Ook hier zijn er immers politici die de rechtsstaat ter discussie stellen en bepaalde mensenrechten vooral wat vervelend vinden. Onze publieke ruimte hangt al vol camera’s, en de laatste jaren zijn er ook veel bij gekomen die de mogelijkheid van gezichtsherkenning aan boord hebben. Bovendien heeft België, via onze identiteitskaarten, een database van de gezichten van zijn volledige bevolking. Alle elementen om aan gezichtsherkenning te doen, zijn er. Het systeem moet alleen maar geactiveerd worden.
Wanneer gaat dat gebeuren?
Van Brakel: Als er in de toekomst een soort Belgische Trump komt, zou het snel kunnen gaan. Niet zelden wordt technologie overhaast ingezet op momenten van uitzonderlijke dreiging, zoals een pandemie of terroristische aanslagen. Op zulke momenten is het mogelijk om een uitzonderingstoestand in te roepen waarin wetgeving en zeker mensenrechten minder van belang zijn. Het gevaar bestaat dat die beslissingen later niet meer worden teruggedraaid. Dan zitten we met technologie die geïmplementeerd is zonder grondig stil te staan bij de sociale impact ervan, of bij de mogelijke gevolgen op lange termijn.

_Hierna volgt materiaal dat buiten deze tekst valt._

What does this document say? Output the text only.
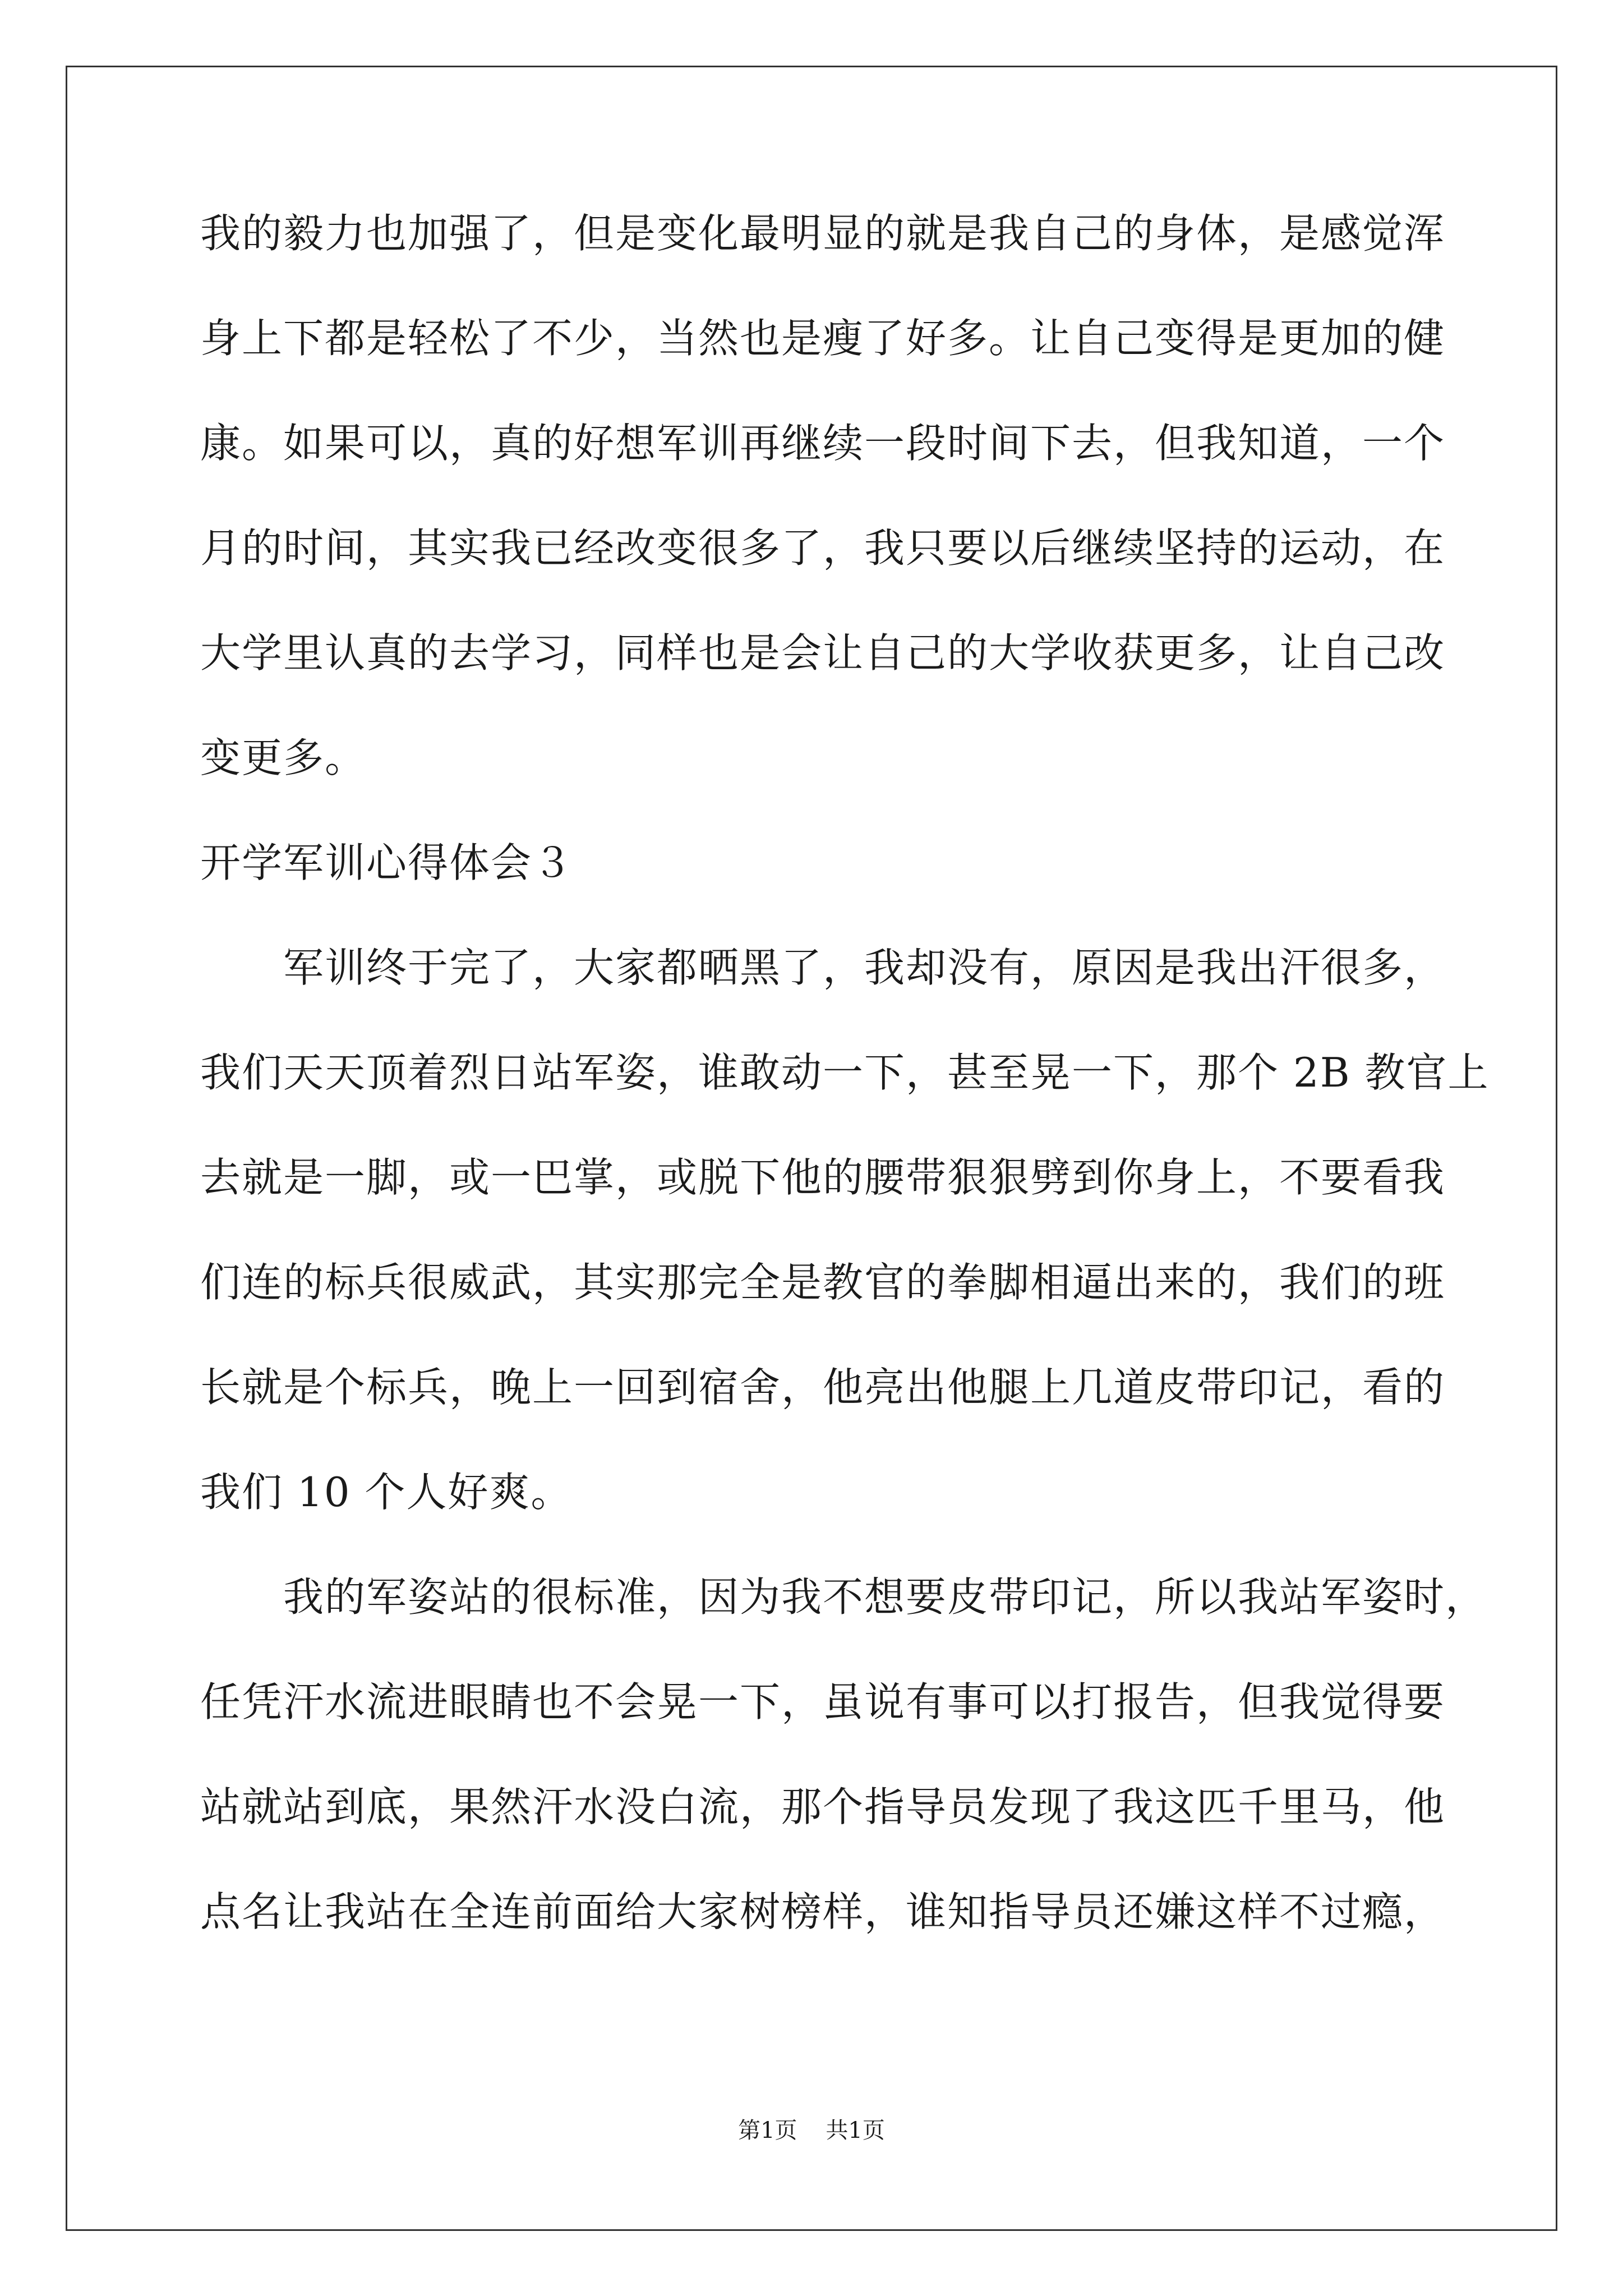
我的毅力也加强了，但是变化最明显的就是我自己的身体，是感觉浑
身上下都是轻松了不少，当然也是瘦了好多。让自己变得是更加的健
康。如果可以，真的好想军训再继续一段时间下去，但我知道，一个
月的时间，其实我已经改变很多了，我只要以后继续坚持的运动，在
大学里认真的去学习，同样也是会让自己的大学收获更多，让自己改
变更多。
开学军训心得体会３
军训终于完了，大家都晒黑了，我却没有，原因是我出汗很多，
我们天天顶着烈日站军姿，谁敢动一下，甚至晃一下，那个 2B 教官上
去就是一脚，或一巴掌，或脱下他的腰带狠狠劈到你身上，不要看我
们连的标兵很威武，其实那完全是教官的拳脚相逼出来的，我们的班
长就是个标兵，晚上一回到宿舍，他亮出他腿上几道皮带印记，看的
我们 10 个人好爽。
我的军姿站的很标准，因为我不想要皮带印记，所以我站军姿时，
任凭汗水流进眼睛也不会晃一下，虽说有事可以打报告，但我觉得要
站就站到底，果然汗水没白流，那个指导员发现了我这匹千里马，他
点名让我站在全连前面给大家树榜样，谁知指导员还嫌这样不过瘾，
第1页    共1页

In het federale regeerakkoord staat dat de regering ‘proeftuinen’ zal maken voor nieuwe operationele toepassingen en nieuwe technologieën, zoals de inzet van gezichtsherkenningstechnologie voor de opsporing van veroordeelden en verdachten. Gelden voor die proeftuinen minder regels?
Van Brakel: Precies. De AI Act is bedoeld om een veilig en betrouwbaar gebruik van AI-technologie te waarborgen, maar die wet voorziet ook de mogelijkheid om met de technologie te experimenteren in zogenaamde proeftuinen. Daarin gelden de waarborgen niet. Wetenschappers kunnen daar gebruik van maken voor onderzoek, en dan zijn ze onderhevig aan voorwaarden die gelieerd zijn aan wetenschappelijk onderzoek. Maar ook de politie kan via een proeftuin experimenteren met technologie, en dat is niet gereglementeerd. Nochtans hebben die experimenten een directe impact op burgers.
Over het algemeen krijg ik het gevoel dat er in België erg weinig ruimte is om kritisch na te denken over nieuwe technologieën en dat we die met z’n allen maar vlot moeten omarmen. Beleidsmakers en adviesraden zijn een bijzonder homogene groep mensen, die vooral wit en mannelijk is. De stem van vrouwen of minderheden ontbreekt in het discours. Je kunt je afvragen of de manier waarop technologie geïmplementeerd wordt wel zo democratisch is. En als men technologie inzet voor de veiligheid, over wiens veiligheid gaat het dan?